August 4, 2016

Star Trek: The Next Generation: "Conundrum"

It is 17 February 1992, and time for another episode of Star Trek: The Next Generation.

The USS Enterprise encounters an alien probe whose scans somehow erase the memories of the entire crew. Now, without memories of their names, their roles or even their real purpose, the crew find themselves thrown into the final stages of a war between the Federation and the alien species whose probe removed their memories in the first place.

"Conundrum" is a wonderfully clever episode of The Next Generation, combining a great twisting narrative with some perfectly-placed moments of comedy. It benefits enormously from a great basic premise - the characters all having their memories wiped clean - and then exploits that premise for reasons of surprise, drama, comedy and character development.

There is a lot of really clever stuff going on this episode. I think my favourite is the wonderful manner in which the episode drops in an entirely new member of the bridge crew without signposting it from the beginning. When everybody loses their memory, the bridge crew take a moment to realise exactly what has happened. Picard (Patrick Stewart) is confused, Riker (Jonathan Frakes) is confused, the anonymous helmsman is confused. When they eventually work their way into personnel records to learn their own names and roles, it turns out the helmsman is actually the ship's executive officer Commander Keiran McDuff (Erich Anderson). As viewers we know there is no such crew member, but of course the amnesiac crew have no idea. The episode then becomes an increasingly tense one as we watch the crew grow ever closer to learning McDuff's secret while also trying to work out exactly who he is and what his motives are.

The episode also exploits the potential of character interactions when nobody has their memories. Data (Brent Spiner) and La Forge (LeVar Burton) share a wonderful scene discussing Data's possible origins and identity as an artificial being. Troi (Marina Sirtis) continues to be affected by her empathic powers despite her amnesia - intellectually she has no idea what has happened, but emotionally she knows the Enterprise's mission is wrong. When the crew attempt to work out from their rank insignia who is in charge, Worf points to his Klingon baldric and assumes command of the ship.

The best is saved for Riker and Ensign Ro (Michelle Forbes). At the episode's outset, he is once again upbraiding her for her arrogance and defiance of authority.
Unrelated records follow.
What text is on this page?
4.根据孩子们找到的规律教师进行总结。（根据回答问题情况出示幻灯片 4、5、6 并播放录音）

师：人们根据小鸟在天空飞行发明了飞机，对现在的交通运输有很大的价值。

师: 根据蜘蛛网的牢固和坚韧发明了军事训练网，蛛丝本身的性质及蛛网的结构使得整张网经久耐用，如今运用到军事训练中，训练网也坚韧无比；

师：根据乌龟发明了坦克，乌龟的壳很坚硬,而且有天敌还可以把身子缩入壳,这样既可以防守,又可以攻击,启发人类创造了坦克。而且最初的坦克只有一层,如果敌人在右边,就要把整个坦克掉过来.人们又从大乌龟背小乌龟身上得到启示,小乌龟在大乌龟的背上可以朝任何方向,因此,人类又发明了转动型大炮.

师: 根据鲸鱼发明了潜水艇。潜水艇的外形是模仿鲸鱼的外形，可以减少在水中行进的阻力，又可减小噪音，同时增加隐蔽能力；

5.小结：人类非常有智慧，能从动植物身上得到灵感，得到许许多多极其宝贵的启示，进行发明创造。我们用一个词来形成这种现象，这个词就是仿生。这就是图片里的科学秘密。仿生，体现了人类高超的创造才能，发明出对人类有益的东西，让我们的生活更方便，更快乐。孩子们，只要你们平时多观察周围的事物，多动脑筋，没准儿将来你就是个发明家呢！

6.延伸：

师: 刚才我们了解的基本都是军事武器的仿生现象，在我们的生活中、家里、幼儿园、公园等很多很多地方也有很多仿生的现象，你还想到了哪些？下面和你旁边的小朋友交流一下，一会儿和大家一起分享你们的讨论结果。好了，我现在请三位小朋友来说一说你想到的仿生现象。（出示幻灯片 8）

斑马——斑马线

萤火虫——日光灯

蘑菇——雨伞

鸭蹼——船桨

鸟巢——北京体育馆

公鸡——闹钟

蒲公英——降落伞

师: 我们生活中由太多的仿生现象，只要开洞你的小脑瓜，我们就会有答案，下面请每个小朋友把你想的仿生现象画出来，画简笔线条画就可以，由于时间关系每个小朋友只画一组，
Once their memories have been taken they are almost immediately in bed with one another, kicking off an instinctive and passionate love affair. When the dust has cleared and their memories have returned, all that is left is awkwardness and embarassment on Riker's part and a lovely sort of smirking mockery from Ro and Troi. It is beautifully written and played. Ro is a great character who adds some much needed interpersonal conflict to the series. The idea of her and Riker hooking up in not only hilarious to watch, it also makes an unexpected and perfect sort of sense.

This is the sort of episode that Star Trek does best: a neat idea played with and exploited for every possible angle and trick. It is one of the most satisfying episodes of the season thus far, and marks the 10th good episode out of 14. The quality ratio rises to 71 per cent.